An article published in the journal “Monthly Notices of the Royal Astronomical Society” reports a study of the open cluster NGC 3324, part of the Carina Nebula, one of the largest known star nurseries. A team of researchers used observations conducted with the James Webb Space Telescope to specifically study an area on the edge of NGC 3324 nicknamed the Cosmic Cliffs. The nickname is due to the jagged appearance like a cliff but instead of water and rocks, there’s an expanse of gas and dust. The amplitude of the infrared frequencies detected by Webb made it possible to obtain more details than ever of what is happening in the midst of those cosmic clouds, finding 24 new outflows of molecular hydrogen associated with as many protostars.
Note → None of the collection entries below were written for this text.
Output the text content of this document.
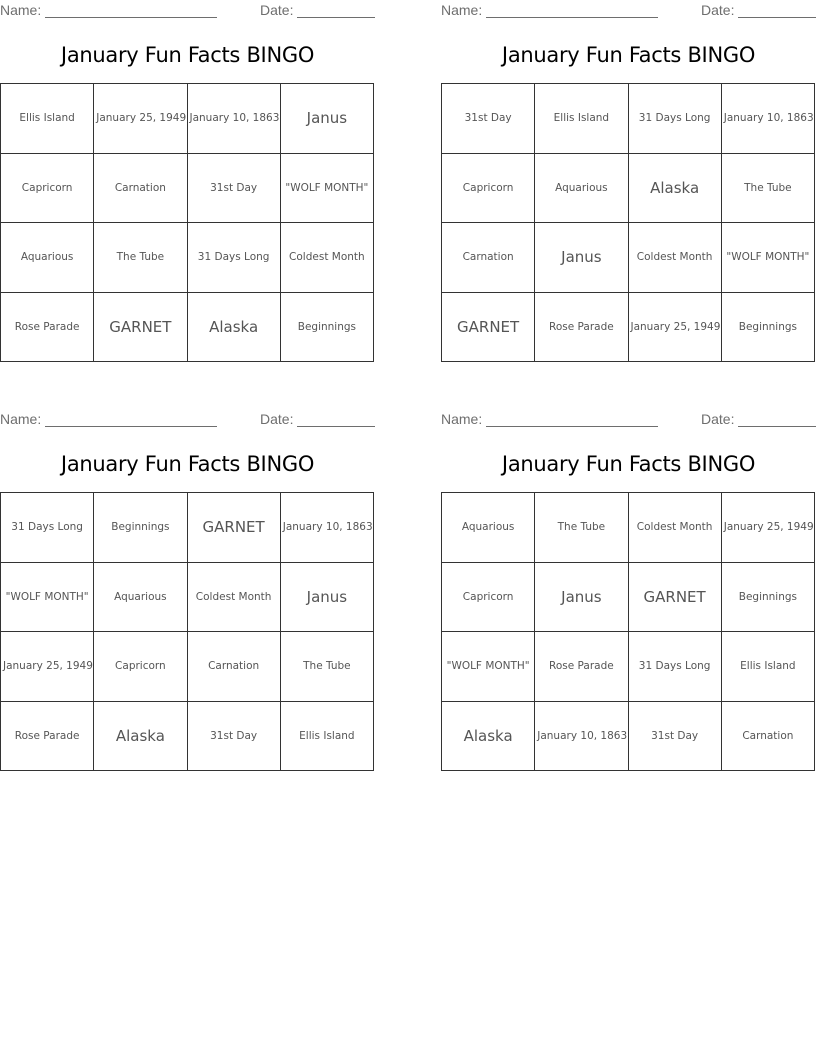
Name:	Date:
January Fun Facts BINGO
Ellis Island	January 25, 1949	January 10, 1863	Janus
Capricorn	Carnation	31st Day	"WOLF MONTH"
Aquarious	The Tube	31 Days Long	Coldest Month
Rose Parade	GARNET	Alaska	Beginnings
Name:	Date:
January Fun Facts BINGO
31st Day	Ellis Island	31 Days Long	January 10, 1863
Capricorn	Aquarious	Alaska	The Tube
Carnation	Janus	Coldest Month	"WOLF MONTH"
GARNET	Rose Parade	January 25, 1949	Beginnings
Name:	Date:
January Fun Facts BINGO
31 Days Long	Beginnings	GARNET	January 10, 1863
"WOLF MONTH"	Aquarious	Coldest Month	Janus
January 25, 1949	Capricorn	Carnation	The Tube
Rose Parade	Alaska	31st Day	Ellis Island
Name:	Date:
January Fun Facts BINGO
Aquarious	The Tube	Coldest Month	January 25, 1949
Capricorn	Janus	GARNET	Beginnings
"WOLF MONTH"	Rose Parade	31 Days Long	Ellis Island
Alaska	January 10, 1863	31st Day	Carnation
The Cosmic Cliffs on the edge of the NGC 3324 cluster were already studied several times in the past to try to find traces of protostars and newborn stars or stars that are still very young in astronomical terms. In these cases, the problem is that the clouds of gas and dust in which they formed block many electromagnetic frequencies. Infrareds are among the few that pass through those clouds and one reason why the James Webb Space Telescope was designed to see more widely in infrared than other instruments like Hubble.
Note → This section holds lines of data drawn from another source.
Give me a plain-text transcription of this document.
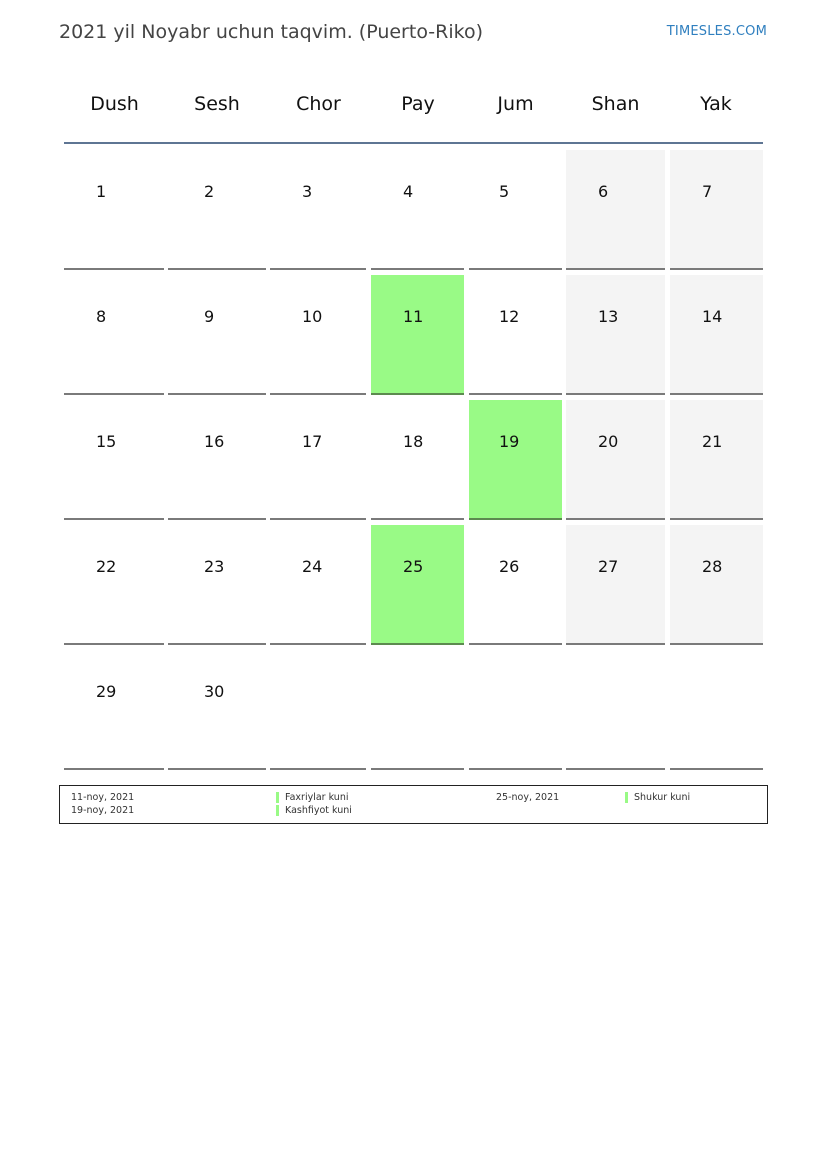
2021 yil Noyabr uchun taqvim. (Puerto-Riko)	TIMESLES.COM
Dush	Sesh	Chor	Pay	Jum	Shan	Yak
1	2	3	4	5	6	7
8	9	10	11	12	13	14
15	16	17	18	19	20	21
22	23	24	25	26	27	28
29	30
11-noy, 2021
19-noy, 2021
Faxriylar kuni
Kashfiyot kuni
25-noy, 2021	Shukur kuni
Star formation makes Cosmic Cliffs of particular interest to astronomers and this is why they were chosen as a target for the first images captured with the James Webb Space Telescope to be published. Compared to Hubble, Webb has greater sensitivity which allowed to examine more distant regions, and a more extensive infrared sight which allowed to look deeper inside the clouds at the first stages of star formation.
The top image (NASA, ESA, CSA, STScI. Science: Megan Reiter (Rice University). Image processing: Joseph DePasquale (STScI), Anton M. Koekemoer (STScI)) shows the Cosmic Cliffs and in the insets on the right side the details of some areas with indications of hydrogen outflows, jets, and bow shocks, the shock waves caused by that activity.
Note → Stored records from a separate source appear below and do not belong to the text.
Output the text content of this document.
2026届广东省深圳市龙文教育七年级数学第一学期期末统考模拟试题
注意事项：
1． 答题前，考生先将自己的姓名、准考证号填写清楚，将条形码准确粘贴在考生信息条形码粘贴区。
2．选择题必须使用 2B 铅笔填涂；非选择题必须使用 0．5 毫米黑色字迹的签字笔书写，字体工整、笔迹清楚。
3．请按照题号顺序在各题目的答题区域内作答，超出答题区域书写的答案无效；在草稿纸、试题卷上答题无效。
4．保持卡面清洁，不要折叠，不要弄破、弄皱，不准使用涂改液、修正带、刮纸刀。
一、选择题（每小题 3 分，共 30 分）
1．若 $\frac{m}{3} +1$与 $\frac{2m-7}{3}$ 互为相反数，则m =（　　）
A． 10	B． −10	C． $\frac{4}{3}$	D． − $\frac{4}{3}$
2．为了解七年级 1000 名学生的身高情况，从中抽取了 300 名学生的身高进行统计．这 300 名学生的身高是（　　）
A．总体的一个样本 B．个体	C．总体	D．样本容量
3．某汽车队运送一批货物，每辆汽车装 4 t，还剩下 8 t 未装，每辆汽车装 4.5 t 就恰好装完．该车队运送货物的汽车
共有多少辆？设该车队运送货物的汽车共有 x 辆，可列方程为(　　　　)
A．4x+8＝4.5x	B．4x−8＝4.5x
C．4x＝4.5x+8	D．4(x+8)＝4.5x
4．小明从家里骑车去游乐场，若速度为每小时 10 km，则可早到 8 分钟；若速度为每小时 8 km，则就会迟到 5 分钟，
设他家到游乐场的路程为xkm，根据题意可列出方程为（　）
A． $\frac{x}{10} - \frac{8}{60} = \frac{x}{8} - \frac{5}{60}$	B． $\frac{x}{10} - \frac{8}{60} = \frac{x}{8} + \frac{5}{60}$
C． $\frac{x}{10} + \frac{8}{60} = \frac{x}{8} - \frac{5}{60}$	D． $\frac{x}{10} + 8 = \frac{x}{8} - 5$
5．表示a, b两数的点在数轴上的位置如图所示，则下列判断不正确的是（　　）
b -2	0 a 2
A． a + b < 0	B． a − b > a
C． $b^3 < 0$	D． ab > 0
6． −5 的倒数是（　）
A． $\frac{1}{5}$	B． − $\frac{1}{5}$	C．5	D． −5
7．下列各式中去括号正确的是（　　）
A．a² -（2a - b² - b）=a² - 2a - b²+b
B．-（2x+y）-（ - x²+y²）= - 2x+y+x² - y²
Megan Reiter of Rice University, the lead author of this study, explained that Webb gives us a snapshot that allows us to see how much star formation is taking place in what could be a typical corner of the universe that we could not see before. She also stated that we now know where to look next to explore which variables are important for the formation of Sun-like stars.
In particular, the James Webb space telescope made it possible to trace the movements of molecular hydrogen, the gas that forms new stars. Some of that hydrogen is ejected in jets emitted at the stellar poles in the first millennia of a star’s life. For this reason, those outflows are compared to birth cries coming from those stars.
Already known hydrogen outflows and 24 new ones were observed by the James Webb Space Telescope in the Cosmic Cliffs at the edge of the NGC 3324 cluster. The bottom image (NASA, ESA, CSA and STScI) shows an area of the Cosmic Cliffs seen by the James Webb Space Telescope’s Near-Infrared Camera (NIRCam) instrument with the indications of the jets associated with the forming stars.
Regarding the already known outflows, the researchers were able to estimate the speed and direction of the gas jets by comparing the observations conducted with Webb with those in the Hubble archive dating back 16 years ago. In this phase, the activity of protostars and newborn stars is very quick in astronomical terms, so 16 years already make a certain difference.
Stellar nurseries such as the Carina Nebula and its various regions were included among the first targets of the James Webb Space Telescope because astronomers believed they would obtain very interesting new data on star formation. This study proves them right and only covers an area of space that is small in astronomical terms. This means that we can look forward to new extraordinary images of other star-forming regions and above all, new data on the processes that lead to the formation and evolution of new stars and new planets.